どうあってもこれは夢の1シーンという訳ではないだろう。
となれば
『ジンさん、ナイトメアの末端です』
「どうすれば?」
混乱していられるような余裕のある状況ではない、とりあえず対応を訪ねながら、放たれた矢を避ける。
『あれらは言わば使い魔のような物、叩き潰せば問題ありません』
シャルルの言葉に頷くが、陣はまだ自分が丸腰だという事を思い出した。
さてどうしたものか、と考えるが、いい考えなどそう直ぐに浮かぶはずもない。
『落ち着いてください、ここはレティシアさんの夢でありますが、同時にあなたの夢でもあります』
続くシャルルの言葉に背を押されるように、陣は自分の手の中に武器があると信じる。
次の瞬間、目の前に迫ったごろつき風の男を、陣の手にするハルバードが一撃のもとに切り捨てた。
「なーるほど、こういう事か」
血は流れず、文字通り霧散するごろつきの姿に小さくつぶやく。
息つく暇もなく放たれる矢をかわすため、前へと飛び込むように前転、両足が地面についたとき、目の前にはまさに次の矢を構えようとするエルンの弓手。
「ふっ!!」
躊躇はしない、ただ正面の敵を貫く。
最短の距離を走る刃が、弓手の胸を貫く。霧散する弓手の表情はない。
薙ぎ払う刃に引き裂かれ、それらは一挙に姿を消した。
「……悪夢、とはよく言ったもの、かな」
姿を消した「敵」が再び何処からともなく現れる、倍以上の数を持って。
『気を付けてください、夢の中とて、傷を受け続ければ死ぬのは変わりません』
「……リアルな夢なんて嫌いだ」
シャルルの言葉に陣は少し辟易した表情を浮かべ……状況の不利をどうするか、と考える。
放たれる矢が文字通り矢の雨を作り出している現状、遮蔽物から顔一つ出す事はできない。

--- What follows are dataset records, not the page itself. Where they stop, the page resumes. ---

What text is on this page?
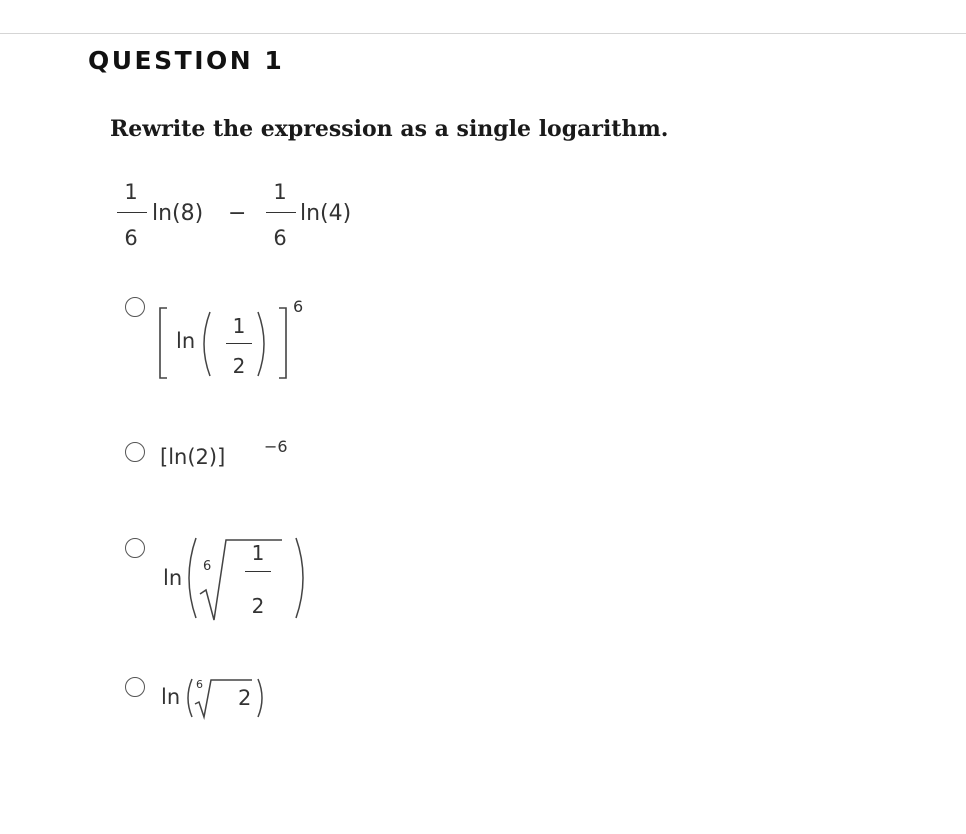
QUESTION 1
Rewrite the expression as a single logarithm.
1
6
ln(8) −
1
6
ln(4)
ln
1
2
6
[ln(2)] −6
ln 6
1
2
ln
6
2
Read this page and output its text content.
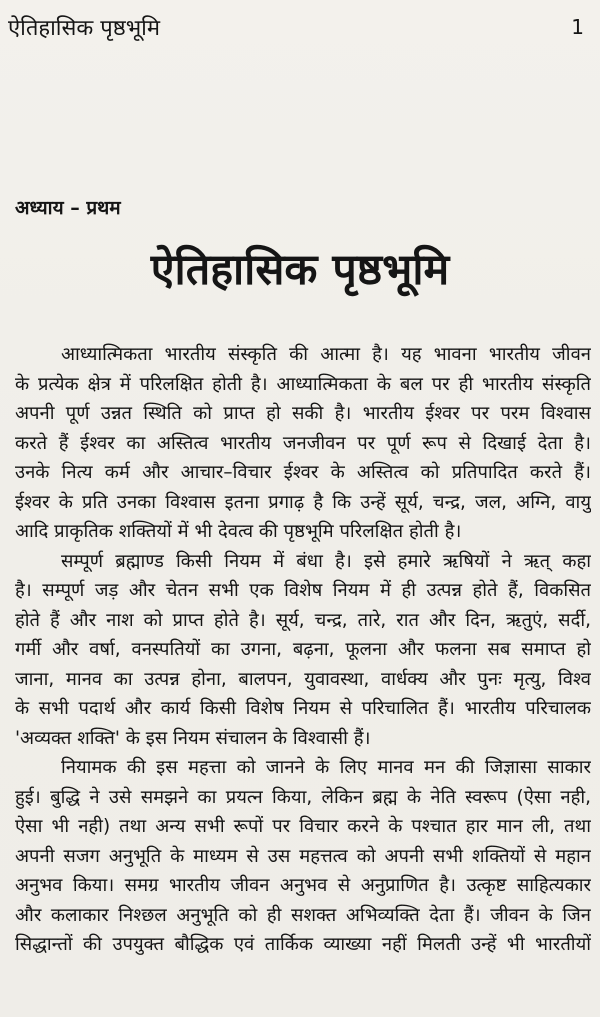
ऐतिहासिक पृष्ठभूमि	1
अध्याय – प्रथम
ऐतिहासिक पृष्ठभूमि
आध्यात्मिकता भारतीय संस्कृति की आत्मा है। यह भावना भारतीय जीवन
के प्रत्येक क्षेत्र में परिलक्षित होती है। आध्यात्मिकता के बल पर ही भारतीय संस्कृति
अपनी पूर्ण उन्नत स्थिति को प्राप्त हो सकी है। भारतीय ईश्वर पर परम विश्वास
करते हैं ईश्वर का अस्तित्व भारतीय जनजीवन पर पूर्ण रूप से दिखाई देता है।
उनके नित्य कर्म और आचार–विचार ईश्वर के अस्तित्व को प्रतिपादित करते हैं।
ईश्वर के प्रति उनका विश्वास इतना प्रगाढ़ है कि उन्हें सूर्य, चन्द्र, जल, अग्नि, वायु
आदि प्राकृतिक शक्तियों में भी देवत्व की पृष्ठभूमि परिलक्षित होती है।
सम्पूर्ण ब्रह्माण्ड किसी नियम में बंधा है। इसे हमारे ऋषियों ने ऋत् कहा
है। सम्पूर्ण जड़ और चेतन सभी एक विशेष नियम में ही उत्पन्न होते हैं, विकसित
होते हैं और नाश को प्राप्त होते है। सूर्य, चन्द्र, तारे, रात और दिन, ऋतुएं, सर्दी,
गर्मी और वर्षा, वनस्पतियों का उगना, बढ़ना, फूलना और फलना सब समाप्त हो
जाना, मानव का उत्पन्न होना, बालपन, युवावस्था, वार्धक्य और पुनः मृत्यु, विश्व
के सभी पदार्थ और कार्य किसी विशेष नियम से परिचालित हैं। भारतीय परिचालक
'अव्यक्त शक्ति' के इस नियम संचालन के विश्वासी हैं।
नियामक की इस महत्ता को जानने के लिए मानव मन की जिज्ञासा साकार
हुई। बुद्धि ने उसे समझने का प्रयत्न किया, लेकिन ब्रह्म के नेति स्वरूप (ऐसा नही,
ऐसा भी नही) तथा अन्य सभी रूपों पर विचार करने के पश्चात हार मान ली, तथा
अपनी सजग अनुभूति के माध्यम से उस महत्तत्व को अपनी सभी शक्तियों से महान
अनुभव किया। समग्र भारतीय जीवन अनुभव से अनुप्राणित है। उत्कृष्ट साहित्यकार
और कलाकार निश्छल अनुभूति को ही सशक्त अभिव्यक्ति देता हैं। जीवन के जिन
सिद्धान्तों की उपयुक्त बौद्धिक एवं तार्किक व्याख्या नहीं मिलती उन्हें भी भारतीयों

その辺りの木の棒に落ちていた兜を乗せて、軽く遮蔽から出してみるだけで、凄まじい速さと鋭さを持った矢が、それを吹き飛ばした。
「うへぇ……」
先ほどから矢ばかりで、魔術が飛んでこないのは何か理由があるのだろうか。
兜を失った枝を放り投げて、ふとそれを思い立つ。
エルンの森で、エレメントスペルの使い手が居ない訳がない。
温存しているのか、それとも……
考えあぐねていると、視界の端を小さな影が走った。
長い尾のようにたなびく銀、それが銀糸のように細い髪だと気づくのに、陣は数瞬の時間を要した。
精霊たちが彼女に集まる、それはどちらかというと寄り添い、共に一方向に力を向けているようにも見え……
「ウィンディア、お願い」
鈴が鳴るような声で呟く、恐らくそれが彼女の詠唱
放たれたのは、暴風の砲弾、と表現するのが一番近いだろうか。
「敵」のど真ん中に着弾すると、猛烈な暴風が竜巻のように吹き上がり、周囲一帯を飲み込んだ。
あとに残るのは、強烈な破壊の跡。その前に立つ、「幼い」と言える見た目の女の子。
「……大丈夫?」
振り向くと、レティシアの面影を持つ女の子が、囁くように尋ねた。
***
女の子の案内を受けて、陣は夢の扉へと歩を進める。
夢によって作られた人物が、ここが夢だと把握していることは少ない。にも拘わらず、女の子はここを夢だと知っていて、夢の扉の存在も理解していた。
「ねぇ、君は……」
黙々と歩を進める彼女に、陣は何気なく声をかける。
「私は……レティシア」
足を止め、くるり、と振り返って陣に向き直ると、彼女はそういった。
「レティシア・アーセニック……お姉ちゃんを、探してる」
「お姉さんを?」
うん、と一つ頷き続ける。
「双子の、お姉ちゃん……エルネット・アーセニック」
大きな、真っ直ぐな瞳が、陣を捉えた。
「それって……」
「……そこだよ、夢の扉」
すっと杖を向けると、その先にテレビが浮かび上がった。
「隠されてた、けど、隠し方が雑」
半分呆れたように、口の中で何事か続けていた。
陣はそれをうまく聞き取れなかったが「さすがわたし」と続けていたようだ。
「……故郷を離れてから……」
誰に言うでもなく、レティシアがつぶやく。
「私は、魔術は好きじゃなくなった……私にとって、魔術はお姉ちゃんのとても綺麗なエレメントスペルの事だから」
話しながら、慣れた手つきでテレビの電源を入れる。
「だから、弓を鍛えたの……魔術は、どうしても思い出してしまうから」
彼女が何なのか、陣はまだ判らずにいた。